The idea that people are more important than things is too obvious to serve as a foundation. It fails as a slogan and struggles as a principle. The modern world doesn’t so much argue with this truth as it simply bypasses it. We have built conditions where our focus shifts almost automatically toward what can be measured, compared, and accumulated. Things are convenient. We are not.
The Logic of Function
Things are easier to deal with because they are invulnerable. They do not suffer, they do not die, and they require no empathy. They are replaceable. Gradually, this “logic of objects” becomes our logic for treating one another—especially within large systems where we are reduced to functions, resources, or metrics.
The substitution happens quietly.
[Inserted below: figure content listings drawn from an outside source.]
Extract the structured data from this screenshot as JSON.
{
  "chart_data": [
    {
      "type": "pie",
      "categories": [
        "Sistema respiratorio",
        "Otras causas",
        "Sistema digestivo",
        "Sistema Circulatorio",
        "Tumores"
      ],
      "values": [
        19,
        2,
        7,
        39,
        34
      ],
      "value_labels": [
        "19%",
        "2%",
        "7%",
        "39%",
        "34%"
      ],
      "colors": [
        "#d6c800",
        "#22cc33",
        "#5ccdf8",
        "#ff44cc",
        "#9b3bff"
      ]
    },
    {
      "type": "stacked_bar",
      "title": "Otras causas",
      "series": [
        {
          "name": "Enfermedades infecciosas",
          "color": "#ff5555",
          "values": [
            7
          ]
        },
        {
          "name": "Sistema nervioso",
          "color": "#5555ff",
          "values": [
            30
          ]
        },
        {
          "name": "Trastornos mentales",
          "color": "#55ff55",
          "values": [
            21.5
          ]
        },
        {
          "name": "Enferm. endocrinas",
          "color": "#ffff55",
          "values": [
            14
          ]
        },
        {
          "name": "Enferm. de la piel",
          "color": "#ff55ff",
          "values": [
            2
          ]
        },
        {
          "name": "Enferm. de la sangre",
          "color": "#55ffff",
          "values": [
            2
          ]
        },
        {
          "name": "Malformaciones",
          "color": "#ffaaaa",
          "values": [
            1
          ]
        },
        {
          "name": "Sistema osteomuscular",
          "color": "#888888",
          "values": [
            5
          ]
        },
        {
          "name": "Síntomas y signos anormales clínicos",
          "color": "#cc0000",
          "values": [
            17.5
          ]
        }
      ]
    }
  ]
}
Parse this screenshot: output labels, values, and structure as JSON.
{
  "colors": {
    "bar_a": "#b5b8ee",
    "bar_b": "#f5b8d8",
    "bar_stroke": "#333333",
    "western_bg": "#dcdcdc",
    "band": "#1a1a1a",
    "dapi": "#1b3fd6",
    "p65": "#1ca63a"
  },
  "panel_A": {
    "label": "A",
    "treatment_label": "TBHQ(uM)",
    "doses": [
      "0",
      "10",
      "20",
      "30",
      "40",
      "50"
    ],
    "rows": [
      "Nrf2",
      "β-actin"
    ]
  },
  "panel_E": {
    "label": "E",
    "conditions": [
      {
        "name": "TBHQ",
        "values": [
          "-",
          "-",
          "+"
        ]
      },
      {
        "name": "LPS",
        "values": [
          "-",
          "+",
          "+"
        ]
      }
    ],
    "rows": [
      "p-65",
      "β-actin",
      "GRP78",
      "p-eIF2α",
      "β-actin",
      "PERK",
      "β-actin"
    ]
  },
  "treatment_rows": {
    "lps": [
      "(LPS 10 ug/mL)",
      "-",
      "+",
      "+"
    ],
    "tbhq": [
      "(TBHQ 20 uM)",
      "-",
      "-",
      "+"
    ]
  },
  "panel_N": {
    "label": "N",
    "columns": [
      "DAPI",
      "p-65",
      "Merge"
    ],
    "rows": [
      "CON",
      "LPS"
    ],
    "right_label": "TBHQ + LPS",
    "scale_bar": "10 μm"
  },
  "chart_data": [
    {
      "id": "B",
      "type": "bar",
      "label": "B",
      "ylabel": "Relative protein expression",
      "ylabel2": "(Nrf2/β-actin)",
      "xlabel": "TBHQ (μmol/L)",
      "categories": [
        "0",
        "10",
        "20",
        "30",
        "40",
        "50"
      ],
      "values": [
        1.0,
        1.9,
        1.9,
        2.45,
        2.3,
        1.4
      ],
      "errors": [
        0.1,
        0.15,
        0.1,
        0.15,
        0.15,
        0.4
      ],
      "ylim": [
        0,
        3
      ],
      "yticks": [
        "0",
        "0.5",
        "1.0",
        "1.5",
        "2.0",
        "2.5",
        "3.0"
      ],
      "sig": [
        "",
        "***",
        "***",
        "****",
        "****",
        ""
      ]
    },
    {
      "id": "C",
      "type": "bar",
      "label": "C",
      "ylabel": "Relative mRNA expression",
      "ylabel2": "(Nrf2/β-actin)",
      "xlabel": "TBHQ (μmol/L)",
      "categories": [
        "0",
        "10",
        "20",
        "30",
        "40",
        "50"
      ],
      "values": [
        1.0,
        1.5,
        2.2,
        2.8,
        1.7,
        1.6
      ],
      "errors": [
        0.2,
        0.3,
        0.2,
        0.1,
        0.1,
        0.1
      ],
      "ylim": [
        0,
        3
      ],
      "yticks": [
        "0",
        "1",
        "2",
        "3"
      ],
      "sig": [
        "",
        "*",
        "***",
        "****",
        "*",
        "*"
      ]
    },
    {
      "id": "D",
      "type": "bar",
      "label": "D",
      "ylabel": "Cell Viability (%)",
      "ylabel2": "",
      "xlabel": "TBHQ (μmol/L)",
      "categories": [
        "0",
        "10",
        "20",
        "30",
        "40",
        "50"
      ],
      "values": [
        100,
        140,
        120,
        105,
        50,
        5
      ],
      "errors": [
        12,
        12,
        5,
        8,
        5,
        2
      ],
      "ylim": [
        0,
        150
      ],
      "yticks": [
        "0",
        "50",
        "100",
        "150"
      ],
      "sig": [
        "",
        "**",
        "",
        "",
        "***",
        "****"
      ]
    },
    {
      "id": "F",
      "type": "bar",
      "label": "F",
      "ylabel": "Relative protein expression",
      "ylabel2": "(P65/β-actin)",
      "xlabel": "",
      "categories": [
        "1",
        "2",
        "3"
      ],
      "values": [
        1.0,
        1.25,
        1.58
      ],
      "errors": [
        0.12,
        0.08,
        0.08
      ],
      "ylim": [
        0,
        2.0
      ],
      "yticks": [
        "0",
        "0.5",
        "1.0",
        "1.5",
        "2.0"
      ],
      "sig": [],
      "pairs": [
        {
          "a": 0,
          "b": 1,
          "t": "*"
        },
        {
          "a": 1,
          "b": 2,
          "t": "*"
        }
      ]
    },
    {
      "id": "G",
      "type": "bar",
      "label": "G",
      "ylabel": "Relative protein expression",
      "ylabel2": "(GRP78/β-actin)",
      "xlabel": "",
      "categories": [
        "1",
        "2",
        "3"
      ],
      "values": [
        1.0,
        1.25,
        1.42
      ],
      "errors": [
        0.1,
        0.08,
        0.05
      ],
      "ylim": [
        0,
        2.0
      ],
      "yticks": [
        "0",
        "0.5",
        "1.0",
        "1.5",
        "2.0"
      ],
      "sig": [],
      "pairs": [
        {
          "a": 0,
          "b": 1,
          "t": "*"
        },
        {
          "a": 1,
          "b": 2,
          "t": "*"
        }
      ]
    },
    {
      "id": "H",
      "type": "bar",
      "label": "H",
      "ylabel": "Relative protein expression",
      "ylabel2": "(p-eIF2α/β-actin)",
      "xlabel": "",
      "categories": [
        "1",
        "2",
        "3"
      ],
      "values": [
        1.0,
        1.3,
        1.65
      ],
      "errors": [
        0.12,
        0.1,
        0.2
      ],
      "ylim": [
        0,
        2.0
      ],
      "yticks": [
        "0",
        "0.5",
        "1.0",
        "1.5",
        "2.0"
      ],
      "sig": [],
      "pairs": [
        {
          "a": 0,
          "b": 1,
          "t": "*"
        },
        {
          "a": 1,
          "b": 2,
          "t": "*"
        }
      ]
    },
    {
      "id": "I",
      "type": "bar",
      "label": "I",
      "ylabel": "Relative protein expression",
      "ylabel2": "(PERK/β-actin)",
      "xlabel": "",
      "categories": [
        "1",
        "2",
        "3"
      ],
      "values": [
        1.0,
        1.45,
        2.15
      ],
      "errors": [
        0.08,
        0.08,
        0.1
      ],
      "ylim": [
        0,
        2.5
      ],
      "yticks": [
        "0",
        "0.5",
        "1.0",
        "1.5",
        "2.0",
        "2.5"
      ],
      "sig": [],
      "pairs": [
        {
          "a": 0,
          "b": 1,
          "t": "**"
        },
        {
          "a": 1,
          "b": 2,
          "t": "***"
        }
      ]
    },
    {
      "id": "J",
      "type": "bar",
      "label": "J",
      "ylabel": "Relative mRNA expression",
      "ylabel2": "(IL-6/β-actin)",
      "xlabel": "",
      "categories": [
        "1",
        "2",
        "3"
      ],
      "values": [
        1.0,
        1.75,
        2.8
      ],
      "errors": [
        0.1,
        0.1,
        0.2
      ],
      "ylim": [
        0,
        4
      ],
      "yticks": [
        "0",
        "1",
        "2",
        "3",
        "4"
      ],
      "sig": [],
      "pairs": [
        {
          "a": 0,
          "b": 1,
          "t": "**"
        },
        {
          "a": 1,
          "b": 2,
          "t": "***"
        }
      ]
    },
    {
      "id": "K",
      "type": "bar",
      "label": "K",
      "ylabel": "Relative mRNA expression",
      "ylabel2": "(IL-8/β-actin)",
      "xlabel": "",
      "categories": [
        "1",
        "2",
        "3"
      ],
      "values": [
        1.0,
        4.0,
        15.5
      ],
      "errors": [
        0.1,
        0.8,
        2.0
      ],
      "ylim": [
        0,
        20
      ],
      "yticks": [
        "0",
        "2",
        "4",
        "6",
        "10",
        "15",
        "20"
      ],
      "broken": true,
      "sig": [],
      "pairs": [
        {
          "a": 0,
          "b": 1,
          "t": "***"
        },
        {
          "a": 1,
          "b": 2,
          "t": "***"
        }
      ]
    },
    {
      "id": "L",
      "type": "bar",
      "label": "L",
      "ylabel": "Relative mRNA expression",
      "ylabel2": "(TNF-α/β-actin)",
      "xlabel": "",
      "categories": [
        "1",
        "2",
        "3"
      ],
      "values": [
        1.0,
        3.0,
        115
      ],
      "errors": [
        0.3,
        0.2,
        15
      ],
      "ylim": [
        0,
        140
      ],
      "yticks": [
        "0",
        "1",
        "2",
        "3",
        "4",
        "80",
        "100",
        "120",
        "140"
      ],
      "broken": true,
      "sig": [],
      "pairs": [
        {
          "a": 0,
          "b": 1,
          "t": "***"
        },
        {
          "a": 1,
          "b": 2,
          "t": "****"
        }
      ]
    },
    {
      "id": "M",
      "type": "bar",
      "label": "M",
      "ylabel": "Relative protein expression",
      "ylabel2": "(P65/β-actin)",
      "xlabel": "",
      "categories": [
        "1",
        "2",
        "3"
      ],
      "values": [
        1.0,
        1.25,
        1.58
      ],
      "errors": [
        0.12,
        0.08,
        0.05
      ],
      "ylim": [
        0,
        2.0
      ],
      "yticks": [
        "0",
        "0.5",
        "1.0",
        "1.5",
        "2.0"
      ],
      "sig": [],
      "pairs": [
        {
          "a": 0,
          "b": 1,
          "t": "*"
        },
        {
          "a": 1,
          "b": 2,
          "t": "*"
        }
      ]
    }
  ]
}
Things begin to serve as the scaffolding for our self-worth. Through them, we try to validate our right to exist: to be useful, successful, relevant, and compliant.
At this point, we stop owning our assets and start serving them. Health becomes raw material for work. Relationships become the price of stability. Life becomes an investment in an idea, a structure, or a future that is always just out of reach.
The Symmetry of Devaluation
A crucial point: the devaluation of others almost never exists apart from the devaluation of oneself. It is a symmetrical process. You cannot treat a human being as a disposable resource and still maintain genuine self-respect—even if, on the surface, everything seems under control. If value is defined by utility, it is always conditional. Today you are needed; tomorrow you are not.
In this sense, pleas to “value human life” often feel powerless. We regularly surrender the value of our own lives—not always by choice, but often under the pressure of systems, circumstances, or fear. This isn’t a question of morality; it’s a question of inner grounding. Until we recognize our own life as an unconditional value, we remain incapable of seeing that same value in others.
A Life Non-Negotiable
The way out is neither collective nor ideological. It doesn’t lie in the right words or shared goals. It is only possible as an individual reassessment: the recognition of one’s own life as non-negotiable, non-servant, and non-auxiliary.
Only from this vantage point does a different relationship with our neighbor become possible—not as a tool, not as a backdrop for our own survival, and not as a competitor in a world of scarcity. Then, the very logic of our goals shifts: not “let everyone suffer but me,” and not “I shall suffer for the sake of a higher meaning,” but a search for forms of living where suffering is no longer a requirement for belonging.
This is not a utopia or a prescription. It is a reminder: if we once again become more important than what we produce, own, or represent, things automatically find their rightful place. Useful. Secondary. Subservient.